CHANNEL FLOW WITHIN THE TIBETAN CRUST: NEW OBSERVATIONAL EVIDENCE FROM SEISMIC ANISOTROPY


SHAPIRO, Nikolai M.1, RITZWOLLER, Michael H.1, MOLNAR, Peter2 and LEVIN, Vadim3, (1)Department of Physics, Univ of Colorado, Campus Box 390, Boulder, CO 80303-0390, (2)Department of Geological Sciences, Cooperative Institute for Research in Environmental Science, Univ of Colorado, Campus Box 399, Boulder, CO 80309, (3)Department of Geological Sciences, Rutgers Univ, Piscataway, NJ 08854, nshapiro@ciei.colorado.edu

The dispersion of Love and Rayleigh waves propagating across Tibet requires radial anisotropy within the middle and lower crust.

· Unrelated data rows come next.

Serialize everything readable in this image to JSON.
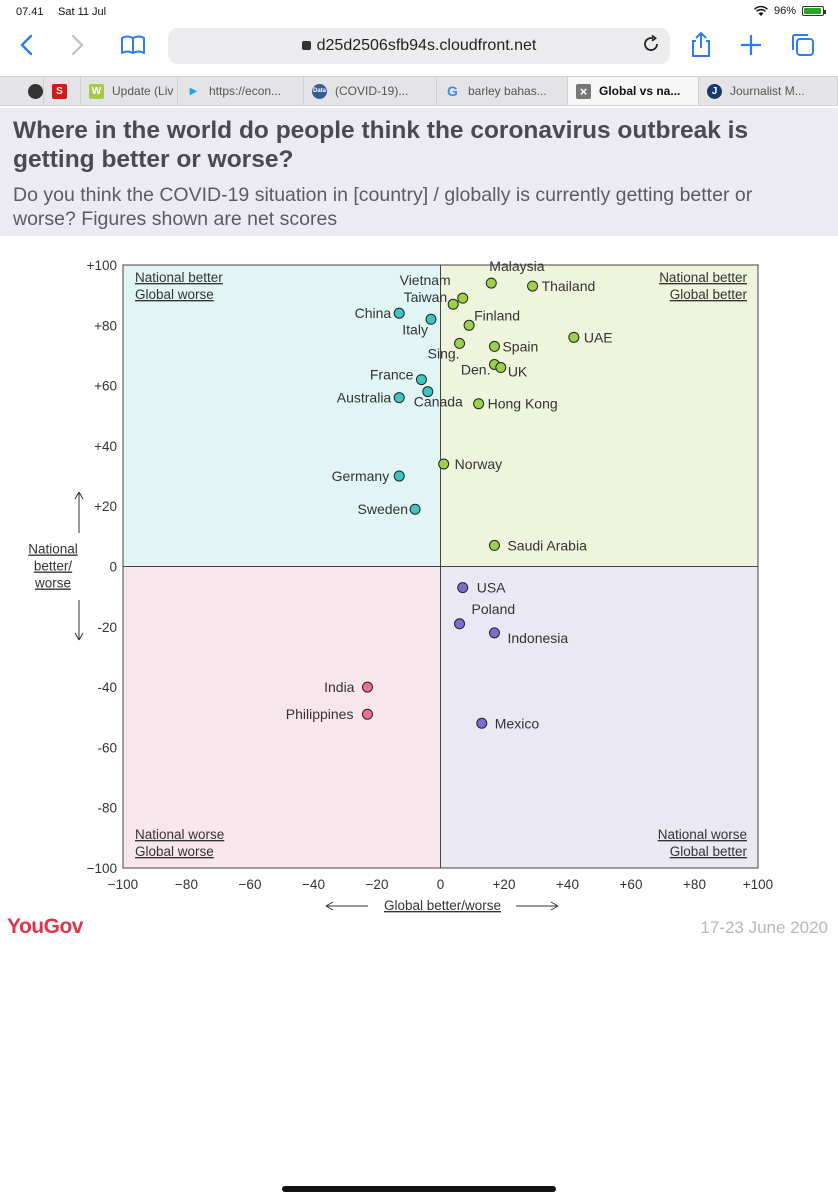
{
  "status_bar": {
    "time": "07.41",
    "date": "Sat 11 Jul",
    "battery": "96%"
  },
  "browser": {
    "url": "d25d2506sfb94s.cloudfront.net",
    "tabs": [
      {
        "label": "",
        "favicon": "globe",
        "color": "#333333",
        "active": false,
        "width": 44
      },
      {
        "label": "",
        "favicon": "S",
        "color": "#d11b1b",
        "active": false,
        "width": 37
      },
      {
        "label": "Update (Liv",
        "favicon": "W",
        "color": "#a8c84a",
        "active": false,
        "width": 97
      },
      {
        "label": "https://econ...",
        "favicon": "twitter",
        "color": "#1da1f2",
        "active": false,
        "width": 126
      },
      {
        "label": "(COVID-19)...",
        "favicon": "Data",
        "color": "#3a5a99",
        "active": false,
        "width": 133
      },
      {
        "label": "barley bahas...",
        "favicon": "G",
        "color": "#4285f4",
        "active": false,
        "width": 131
      },
      {
        "label": "Global vs na...",
        "favicon": "x",
        "color": "#777777",
        "active": true,
        "width": 131
      },
      {
        "label": "Journalist M...",
        "favicon": "J",
        "color": "#1a3a6a",
        "active": false,
        "width": 139
      }
    ]
  },
  "header": {
    "title": "Where in the world do people think the coronavirus outbreak is getting better or worse?",
    "subtitle": "Do you think the COVID-19 situation in [country] / globally is currently getting better or worse? Figures shown are net scores"
  },
  "chart_data": {
    "type": "scatter",
    "xlabel": "Global better/worse",
    "ylabel": "National better/ worse",
    "xlim": [
      -100,
      100
    ],
    "ylim": [
      -100,
      100
    ],
    "x_ticks": [
      "−100",
      "−80",
      "−60",
      "−40",
      "−20",
      "0",
      "+20",
      "+40",
      "+60",
      "+80",
      "+100"
    ],
    "y_ticks": [
      "+100",
      "+80",
      "+60",
      "+40",
      "+20",
      "0",
      "-20",
      "-40",
      "-60",
      "-80",
      "−100"
    ],
    "quadrants": {
      "top_left": {
        "line1": "National better",
        "line2": "Global worse",
        "color": "#e2f5f5"
      },
      "top_right": {
        "line1": "National better",
        "line2": "Global better",
        "color": "#eef5dc"
      },
      "bottom_left": {
        "line1": "National worse",
        "line2": "Global worse",
        "color": "#f7e7ec"
      },
      "bottom_right": {
        "line1": "National worse",
        "line2": "Global better",
        "color": "#e9e8f3"
      }
    },
    "points": [
      {
        "label": "Malaysia",
        "x": 16,
        "y": 94
      },
      {
        "label": "Thailand",
        "x": 29,
        "y": 93
      },
      {
        "label": "Vietnam",
        "x": 7,
        "y": 89
      },
      {
        "label": "Taiwan",
        "x": 4,
        "y": 87
      },
      {
        "label": "Finland",
        "x": 9,
        "y": 80
      },
      {
        "label": "China",
        "x": -13,
        "y": 84
      },
      {
        "label": "Italy",
        "x": -3,
        "y": 82
      },
      {
        "label": "UAE",
        "x": 42,
        "y": 76
      },
      {
        "label": "Spain",
        "x": 17,
        "y": 73
      },
      {
        "label": "Sing.",
        "x": 6,
        "y": 74
      },
      {
        "label": "Den.",
        "x": 17,
        "y": 67
      },
      {
        "label": "UK",
        "x": 19,
        "y": 66
      },
      {
        "label": "France",
        "x": -6,
        "y": 62
      },
      {
        "label": "Australia",
        "x": -13,
        "y": 56
      },
      {
        "label": "Canada",
        "x": -4,
        "y": 58
      },
      {
        "label": "Hong Kong",
        "x": 12,
        "y": 54
      },
      {
        "label": "Norway",
        "x": 1,
        "y": 34
      },
      {
        "label": "Germany",
        "x": -13,
        "y": 30
      },
      {
        "label": "Sweden",
        "x": -8,
        "y": 19
      },
      {
        "label": "Saudi Arabia",
        "x": 17,
        "y": 7
      },
      {
        "label": "USA",
        "x": 7,
        "y": -7
      },
      {
        "label": "Poland",
        "x": 6,
        "y": -19
      },
      {
        "label": "Indonesia",
        "x": 17,
        "y": -22
      },
      {
        "label": "India",
        "x": -23,
        "y": -40
      },
      {
        "label": "Philippines",
        "x": -23,
        "y": -49
      },
      {
        "label": "Mexico",
        "x": 13,
        "y": -52
      }
    ],
    "point_colors": {
      "top_left": "#3ec4c4",
      "top_right": "#9bd04a",
      "bottom_left": "#f06f8e",
      "bottom_right": "#7c6bd0"
    }
  },
  "footer": {
    "brand": "YouGov",
    "date": "17-23 June 2020"
  }
}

We observe that the group speed of Rayleigh waves crossing Tibet decreases between 10 sec and 35 sec period and then increases again at longer periods, whereas the dispersion of Love waves at these periods remains near normal and increases approximately monotonically with period. Simple models of isotropic seismic wave speeds in the crust cannot fit simultaneously the Rayleigh and Love wave group-speed dispersion curves observed across Tibet and a radial anisotropy (transverse isotropy with a vertical symmetry axis) is required within the Tibetan crust with horizontally polarized SH shear wave speed greater than shear wave speed for a vertically polarized SV wave. The radial anisotropy in the Tibetan crust is reminiscent of similar anisotropy in the mantle that manifests as a much longer period "Rayleigh-Love discrepancy", but must have different causes because the mineralogy of the crust and mantle differ from one another. To study the spatial extent and strength of the radial anisotropy in the Tibetan crust, we combined surface wave dispersion measurements from more than 45,000 crossing paths to constrain the three-dimensional distribution of shear wave speeds in the Tibetan crust and uppermost mantle. We followed a two-step inversion procedure. First, we used surface-wave diffraction tomography to construct dispersion maps at periods ranging from 18 sec to 200 sec for group speeds and from 40 sec to 150 sec for phase speeds. This was followed by a Monte-Carlo inversion for the shear wave speed of the crust and the uppermost mantle. Results of the inversion show that the mid-crustal radial anisotropy stands out most clearly beneath the high plateau between ~80E and ~95E where moment tensors of earthquakes indicate active crustal thinning. The preferred orientation of mica crystals resulting from the crustal thinning can account for the observed anisotropy. The mid-to-lower crust of Tibet appears to have thinned more than the upper crust, consistent with deformation of a mechanically weak layer in the mid-to-lower Tibetan crust that flows as if confined to a channel.